Terrible people are sometimes capable of saying things worth considering, and it's possible to consider one thing he says without endorsing or accepting other things he's said or even his personal context for the words being considered.
It's difficult to defend a stance like one you're adopting, because of how quick to judge the general public is. They'd never know that someone like Ted Kaczynski actually held a PhD and wrote an interesting essay before committing to his campaign of terror. (Source: https://en.wikipedia.org/wiki/Ted_Kaczynski)
It's rather strange that people will choose to wholly dismiss a person based on one thing, without realizing that even "evil" people have more facets than a simple bevel.
Ted killed himself in prison a few months ago. What benefit could society have gained if someone had heard him out and took some measures to help the environment? Most people won't ask that question, because they have the intellectual and philosophical depth of a puddle.

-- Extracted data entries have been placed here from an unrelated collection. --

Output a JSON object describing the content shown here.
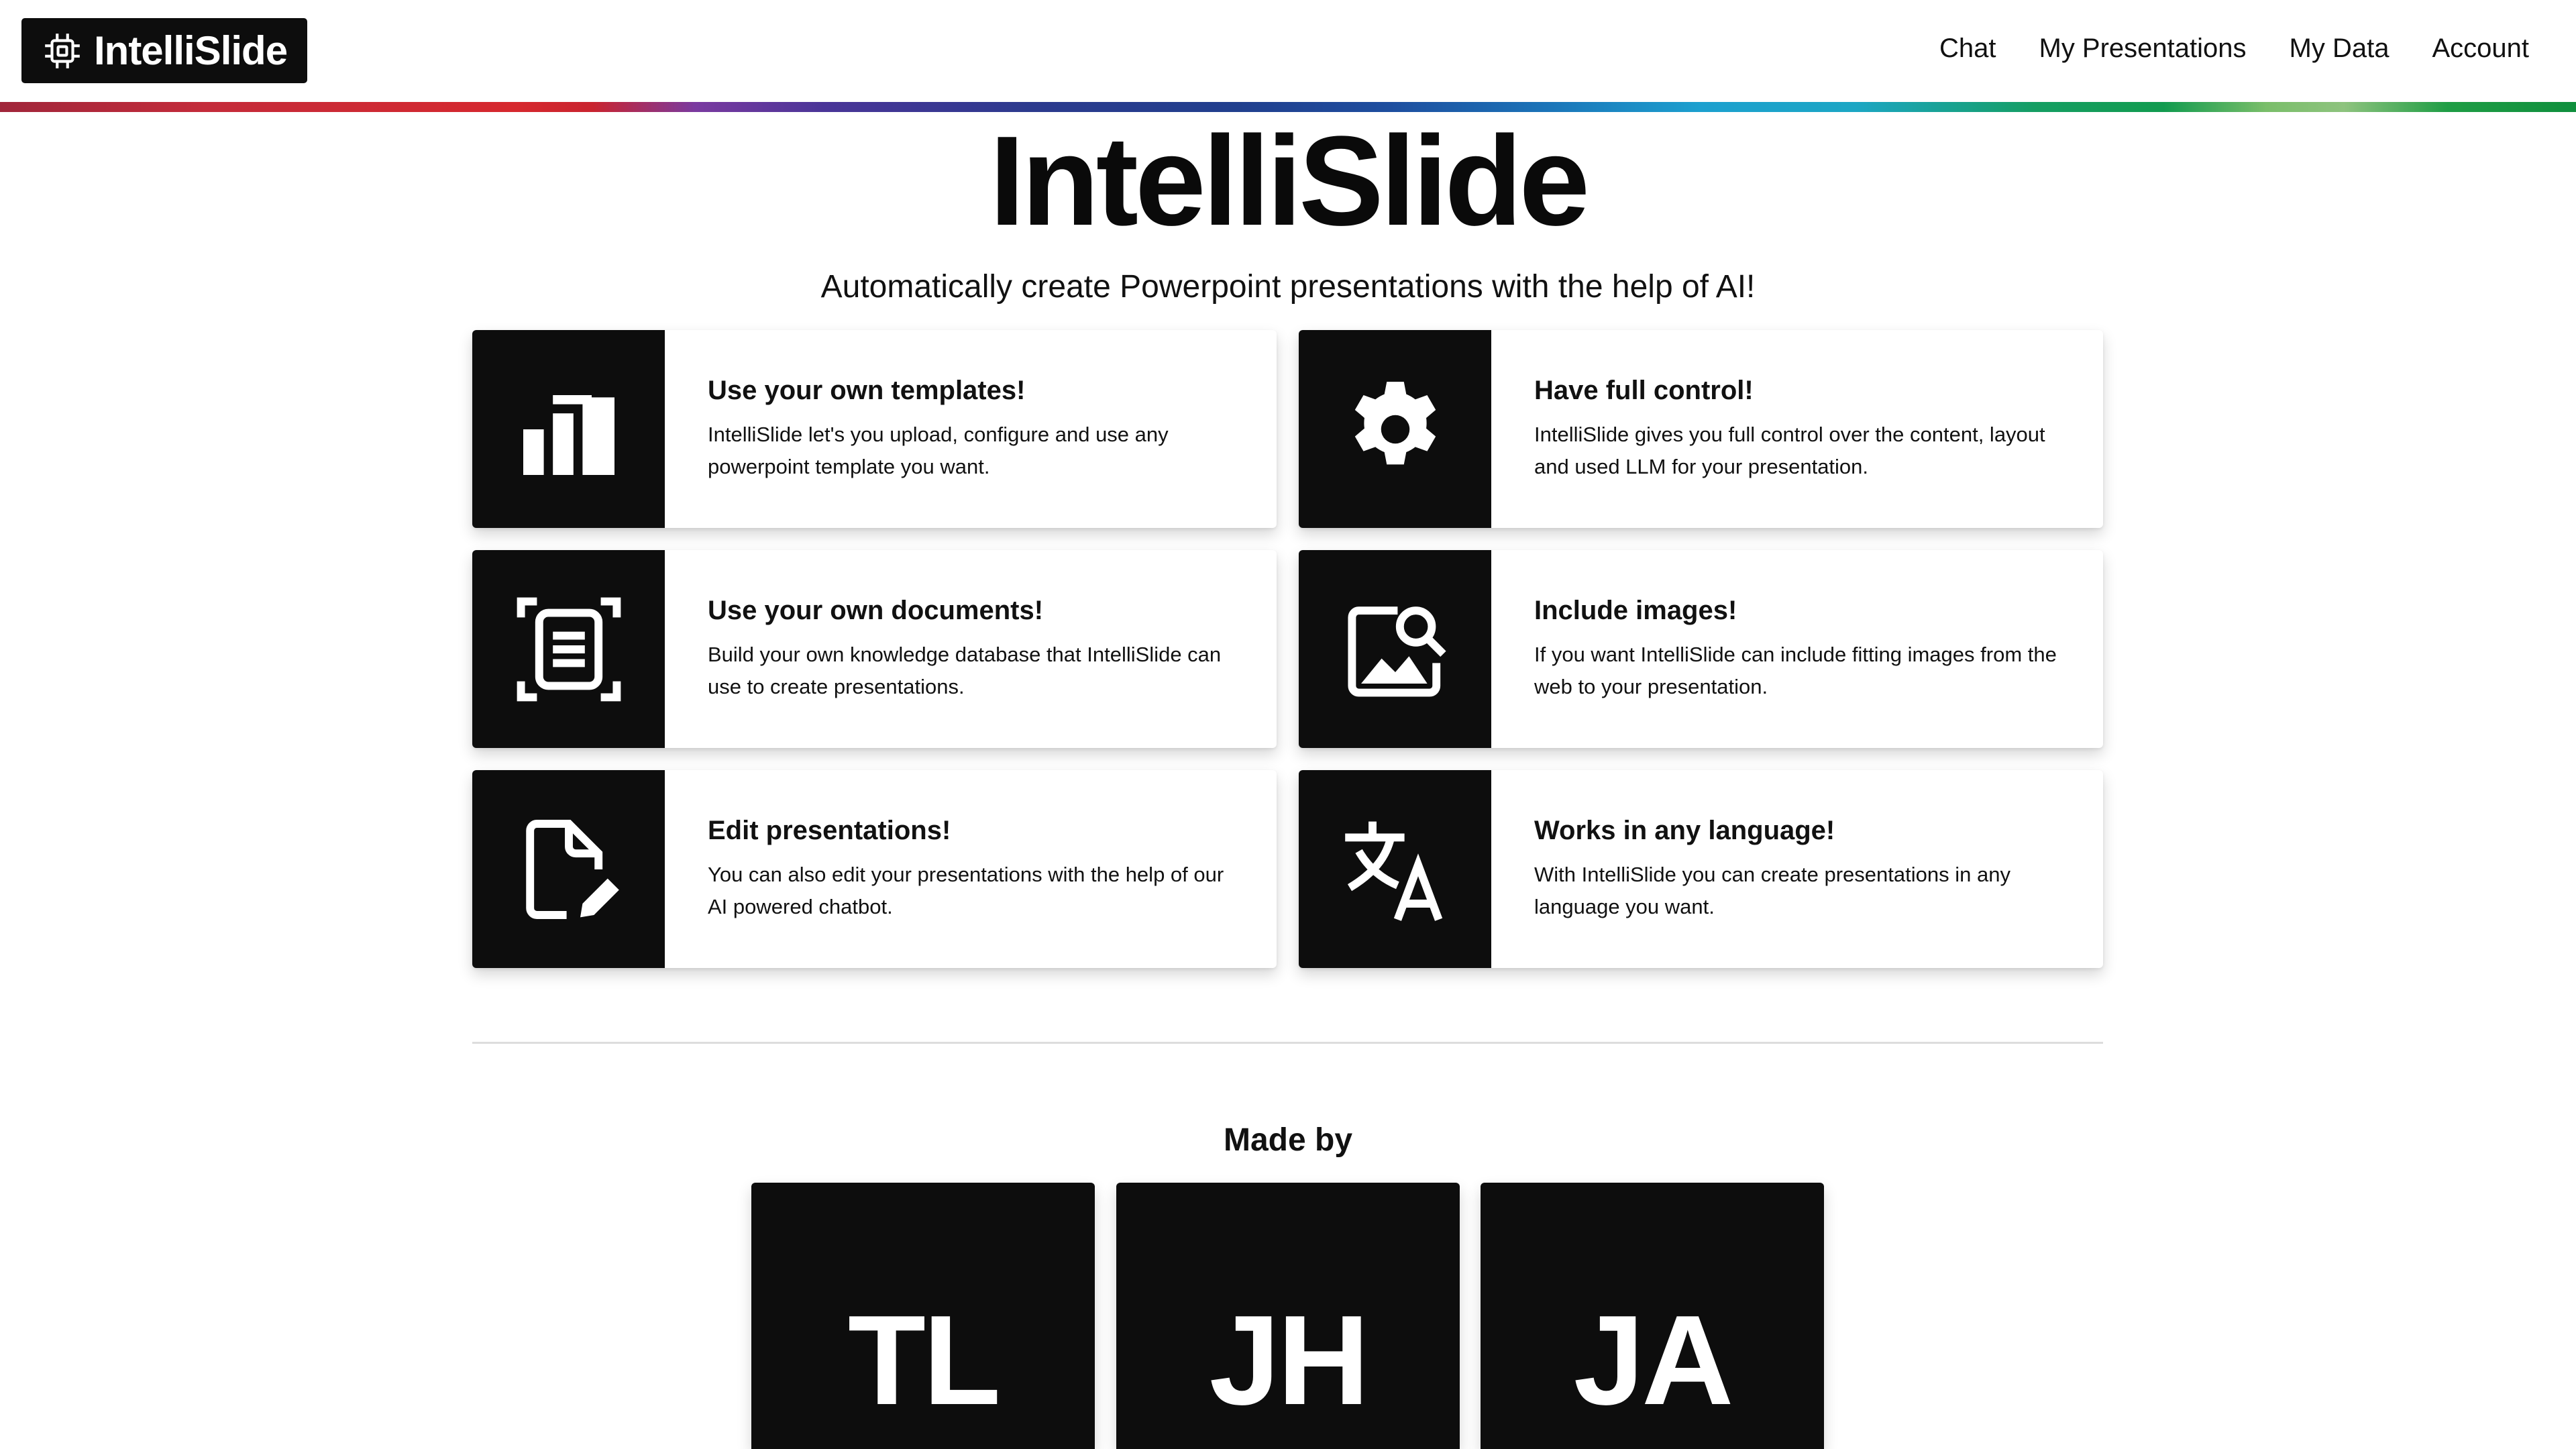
{
  "header": {
    "logo_text": "IntelliSlide",
    "logo_icon": "cpu-chip-icon",
    "nav": [
      {
        "label": "Chat"
      },
      {
        "label": "My Presentations"
      },
      {
        "label": "My Data"
      },
      {
        "label": "Account"
      }
    ]
  },
  "hero": {
    "title": "IntelliSlide",
    "subtitle": "Automatically create Powerpoint presentations with the help of AI!"
  },
  "features": [
    {
      "icon": "bar-chart-icon",
      "title": "Use your own templates!",
      "description": "IntelliSlide let's you upload, configure and use any powerpoint template you want."
    },
    {
      "icon": "gear-icon",
      "title": "Have full control!",
      "description": "IntelliSlide gives you full control over the content, layout and used LLM for your presentation."
    },
    {
      "icon": "document-scan-icon",
      "title": "Use your own documents!",
      "description": "Build your own knowledge database that IntelliSlide can use to create presentations."
    },
    {
      "icon": "image-search-icon",
      "title": "Include images!",
      "description": "If you want IntelliSlide can include fitting images from the web to your presentation."
    },
    {
      "icon": "file-edit-icon",
      "title": "Edit presentations!",
      "description": "You can also edit your presentations with the help of our AI powered chatbot."
    },
    {
      "icon": "translate-icon",
      "title": "Works in any language!",
      "description": "With IntelliSlide you can create presentations in any language you want."
    }
  ],
  "made_by": {
    "heading": "Made by",
    "authors": [
      {
        "initials": "TL"
      },
      {
        "initials": "JH"
      },
      {
        "initials": "JA"
      }
    ]
  },
  "colors": {
    "dark": "#0d0d0d",
    "background": "#ffffff"
  }
}
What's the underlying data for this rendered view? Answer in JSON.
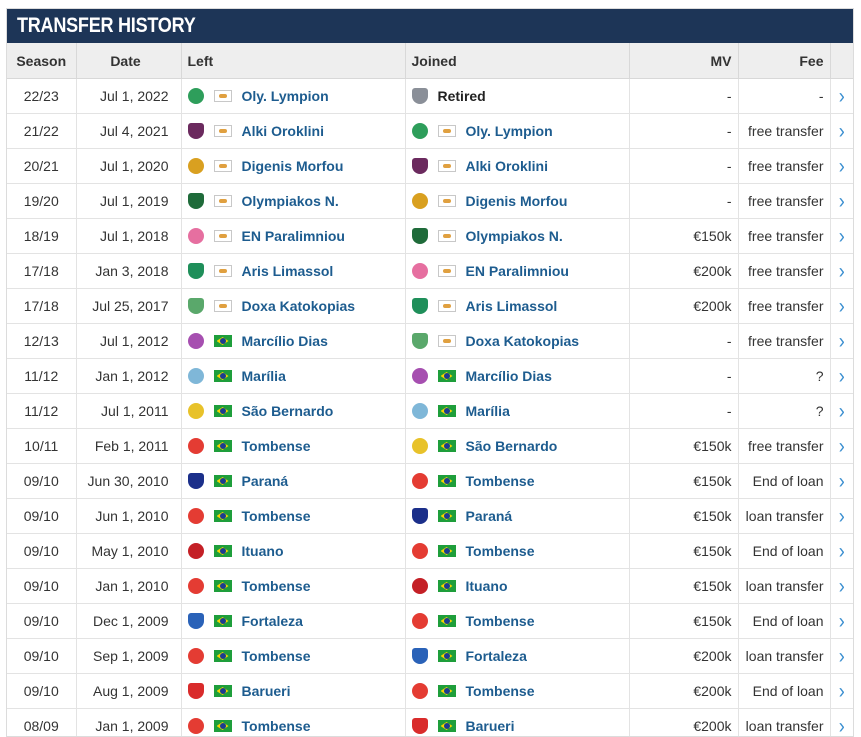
{
  "header": {
    "title": "TRANSFER HISTORY"
  },
  "columns": {
    "season": "Season",
    "date": "Date",
    "left": "Left",
    "joined": "Joined",
    "mv": "MV",
    "fee": "Fee"
  },
  "colors": {
    "header_bg": "#1d3557",
    "link": "#1d5c8f",
    "arrow": "#3b8fd0",
    "crest_olympion": "#2e9e5b",
    "crest_alki": "#6b2a5e",
    "crest_digenis": "#d9a020",
    "crest_olympiakos": "#1f6b3a",
    "crest_paralimniou": "#e66fa0",
    "crest_aris": "#1f8f5a",
    "crest_doxa": "#5aa86b",
    "crest_marcilio": "#a64fb0",
    "crest_marilia": "#7fb7d8",
    "crest_saobernardo": "#e8c22a",
    "crest_tombense": "#e43c33",
    "crest_parana": "#1b2f8a",
    "crest_ituano": "#c42026",
    "crest_fortaleza": "#2a62b8",
    "crest_barueri": "#d92b2b",
    "crest_retired": "#8a8f98"
  },
  "rows": [
    {
      "season": "22/23",
      "date": "Jul 1, 2022",
      "left": {
        "name": "Oly. Lympion",
        "crest": "crest_olympion",
        "flag": "cy",
        "icon": "cyprus-flag-icon"
      },
      "joined": {
        "name": "Retired",
        "crest": "crest_retired",
        "flag": "",
        "icon": "retired-icon"
      },
      "mv": "-",
      "fee": "-"
    },
    {
      "season": "21/22",
      "date": "Jul 4, 2021",
      "left": {
        "name": "Alki Oroklini",
        "crest": "crest_alki",
        "flag": "cy",
        "icon": "cyprus-flag-icon"
      },
      "joined": {
        "name": "Oly. Lympion",
        "crest": "crest_olympion",
        "flag": "cy",
        "icon": "cyprus-flag-icon"
      },
      "mv": "-",
      "fee": "free transfer"
    },
    {
      "season": "20/21",
      "date": "Jul 1, 2020",
      "left": {
        "name": "Digenis Morfou",
        "crest": "crest_digenis",
        "flag": "cy",
        "icon": "cyprus-flag-icon"
      },
      "joined": {
        "name": "Alki Oroklini",
        "crest": "crest_alki",
        "flag": "cy",
        "icon": "cyprus-flag-icon"
      },
      "mv": "-",
      "fee": "free transfer"
    },
    {
      "season": "19/20",
      "date": "Jul 1, 2019",
      "left": {
        "name": "Olympiakos N.",
        "crest": "crest_olympiakos",
        "flag": "cy",
        "icon": "cyprus-flag-icon"
      },
      "joined": {
        "name": "Digenis Morfou",
        "crest": "crest_digenis",
        "flag": "cy",
        "icon": "cyprus-flag-icon"
      },
      "mv": "-",
      "fee": "free transfer"
    },
    {
      "season": "18/19",
      "date": "Jul 1, 2018",
      "left": {
        "name": "EN Paralimniou",
        "crest": "crest_paralimniou",
        "flag": "cy",
        "icon": "cyprus-flag-icon"
      },
      "joined": {
        "name": "Olympiakos N.",
        "crest": "crest_olympiakos",
        "flag": "cy",
        "icon": "cyprus-flag-icon"
      },
      "mv": "€150k",
      "fee": "free transfer"
    },
    {
      "season": "17/18",
      "date": "Jan 3, 2018",
      "left": {
        "name": "Aris Limassol",
        "crest": "crest_aris",
        "flag": "cy",
        "icon": "cyprus-flag-icon"
      },
      "joined": {
        "name": "EN Paralimniou",
        "crest": "crest_paralimniou",
        "flag": "cy",
        "icon": "cyprus-flag-icon"
      },
      "mv": "€200k",
      "fee": "free transfer"
    },
    {
      "season": "17/18",
      "date": "Jul 25, 2017",
      "left": {
        "name": "Doxa Katokopias",
        "crest": "crest_doxa",
        "flag": "cy",
        "icon": "cyprus-flag-icon"
      },
      "joined": {
        "name": "Aris Limassol",
        "crest": "crest_aris",
        "flag": "cy",
        "icon": "cyprus-flag-icon"
      },
      "mv": "€200k",
      "fee": "free transfer"
    },
    {
      "season": "12/13",
      "date": "Jul 1, 2012",
      "left": {
        "name": "Marcílio Dias",
        "crest": "crest_marcilio",
        "flag": "br",
        "icon": "brazil-flag-icon"
      },
      "joined": {
        "name": "Doxa Katokopias",
        "crest": "crest_doxa",
        "flag": "cy",
        "icon": "cyprus-flag-icon"
      },
      "mv": "-",
      "fee": "free transfer"
    },
    {
      "season": "11/12",
      "date": "Jan 1, 2012",
      "left": {
        "name": "Marília",
        "crest": "crest_marilia",
        "flag": "br",
        "icon": "brazil-flag-icon"
      },
      "joined": {
        "name": "Marcílio Dias",
        "crest": "crest_marcilio",
        "flag": "br",
        "icon": "brazil-flag-icon"
      },
      "mv": "-",
      "fee": "?"
    },
    {
      "season": "11/12",
      "date": "Jul 1, 2011",
      "left": {
        "name": "São Bernardo",
        "crest": "crest_saobernardo",
        "flag": "br",
        "icon": "brazil-flag-icon"
      },
      "joined": {
        "name": "Marília",
        "crest": "crest_marilia",
        "flag": "br",
        "icon": "brazil-flag-icon"
      },
      "mv": "-",
      "fee": "?"
    },
    {
      "season": "10/11",
      "date": "Feb 1, 2011",
      "left": {
        "name": "Tombense",
        "crest": "crest_tombense",
        "flag": "br",
        "icon": "brazil-flag-icon"
      },
      "joined": {
        "name": "São Bernardo",
        "crest": "crest_saobernardo",
        "flag": "br",
        "icon": "brazil-flag-icon"
      },
      "mv": "€150k",
      "fee": "free transfer"
    },
    {
      "season": "09/10",
      "date": "Jun 30, 2010",
      "left": {
        "name": "Paraná",
        "crest": "crest_parana",
        "flag": "br",
        "icon": "brazil-flag-icon"
      },
      "joined": {
        "name": "Tombense",
        "crest": "crest_tombense",
        "flag": "br",
        "icon": "brazil-flag-icon"
      },
      "mv": "€150k",
      "fee": "End of loan"
    },
    {
      "season": "09/10",
      "date": "Jun 1, 2010",
      "left": {
        "name": "Tombense",
        "crest": "crest_tombense",
        "flag": "br",
        "icon": "brazil-flag-icon"
      },
      "joined": {
        "name": "Paraná",
        "crest": "crest_parana",
        "flag": "br",
        "icon": "brazil-flag-icon"
      },
      "mv": "€150k",
      "fee": "loan transfer"
    },
    {
      "season": "09/10",
      "date": "May 1, 2010",
      "left": {
        "name": "Ituano",
        "crest": "crest_ituano",
        "flag": "br",
        "icon": "brazil-flag-icon"
      },
      "joined": {
        "name": "Tombense",
        "crest": "crest_tombense",
        "flag": "br",
        "icon": "brazil-flag-icon"
      },
      "mv": "€150k",
      "fee": "End of loan"
    },
    {
      "season": "09/10",
      "date": "Jan 1, 2010",
      "left": {
        "name": "Tombense",
        "crest": "crest_tombense",
        "flag": "br",
        "icon": "brazil-flag-icon"
      },
      "joined": {
        "name": "Ituano",
        "crest": "crest_ituano",
        "flag": "br",
        "icon": "brazil-flag-icon"
      },
      "mv": "€150k",
      "fee": "loan transfer"
    },
    {
      "season": "09/10",
      "date": "Dec 1, 2009",
      "left": {
        "name": "Fortaleza",
        "crest": "crest_fortaleza",
        "flag": "br",
        "icon": "brazil-flag-icon"
      },
      "joined": {
        "name": "Tombense",
        "crest": "crest_tombense",
        "flag": "br",
        "icon": "brazil-flag-icon"
      },
      "mv": "€150k",
      "fee": "End of loan"
    },
    {
      "season": "09/10",
      "date": "Sep 1, 2009",
      "left": {
        "name": "Tombense",
        "crest": "crest_tombense",
        "flag": "br",
        "icon": "brazil-flag-icon"
      },
      "joined": {
        "name": "Fortaleza",
        "crest": "crest_fortaleza",
        "flag": "br",
        "icon": "brazil-flag-icon"
      },
      "mv": "€200k",
      "fee": "loan transfer"
    },
    {
      "season": "09/10",
      "date": "Aug 1, 2009",
      "left": {
        "name": "Barueri",
        "crest": "crest_barueri",
        "flag": "br",
        "icon": "brazil-flag-icon"
      },
      "joined": {
        "name": "Tombense",
        "crest": "crest_tombense",
        "flag": "br",
        "icon": "brazil-flag-icon"
      },
      "mv": "€200k",
      "fee": "End of loan"
    },
    {
      "season": "08/09",
      "date": "Jan 1, 2009",
      "left": {
        "name": "Tombense",
        "crest": "crest_tombense",
        "flag": "br",
        "icon": "brazil-flag-icon"
      },
      "joined": {
        "name": "Barueri",
        "crest": "crest_barueri",
        "flag": "br",
        "icon": "brazil-flag-icon"
      },
      "mv": "€200k",
      "fee": "loan transfer"
    }
  ],
  "row_action_icon": "chevron-right-icon",
  "row_action_glyph": "›"
}
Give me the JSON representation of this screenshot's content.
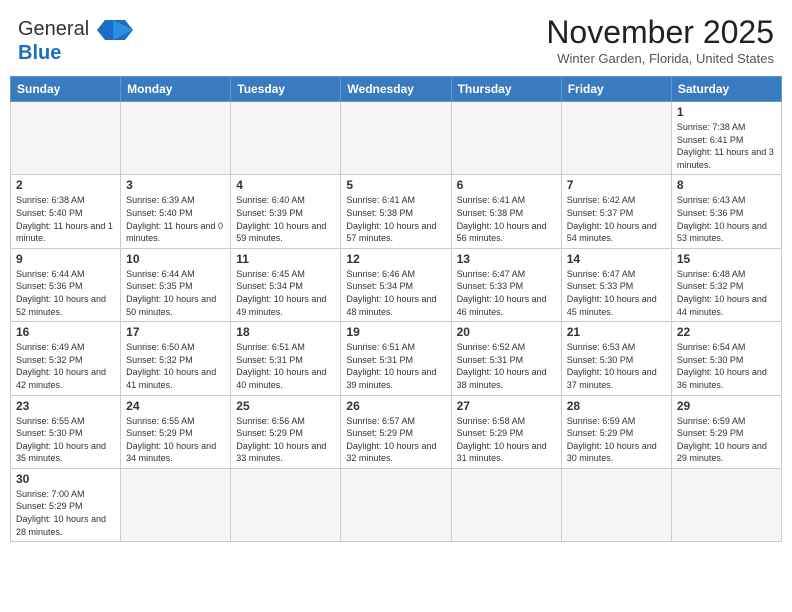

One of the most illuminating things in my life has been discovering what the "bad" and "evil" side of humanity actually thought, instead of the version that the authorities or victors give us.
There's also this modern tendency to assume that whatever you read, you become. So superstitious.
> There's also this modern tendency to assume that whatever you read, you become. So superstitious.
Sure... but there's also a wealth of information out there and filtering out people with known abhorrent views is a decent first pass filter. maybe alex jones or some other neo-nazi dimwit has a few good ideas here and there but why would I subject myself to listening to them(and also enriching them in the process) when I could listen to people that aren't generally awful people?
I think shallow views is a much better first-pass filter than abhorrent views; a sufficiently in-depth abhorrent view can and likely will have components worth taking from, even if their final conclusion is absurd (or just overreaching).
An acceptable-but-shallow view and an abhorrent-but-shallow view are equally worthless; effectively as much value an upvote.
> Ted killed himself in prison a few months ago. What benefit could society have gained if someone had heard him out and took some measures to help the environment? Most people won't ask that question, because they have the intellectual and philosophical depth of a puddle.
Well it's not all that interesting question coz he wasn't exactly first or last preaching same thing about the environment, so there is a plenty of other people to listen to that do not happen to be crazy.
But in general I agree that the trend of disregarding someone's entire contribution to everything they contributed based on this or that opinion that is currently regarded as "bad". After all, if you dig far enough (especially in time, kids/teenagers do/think some utterly dumb stuff) you won't find an innocent soul alive...
It's not perfect, as I still spend a lot of time on Reddit and HN on the tiny screen while commuting, but it's moved the needle for me.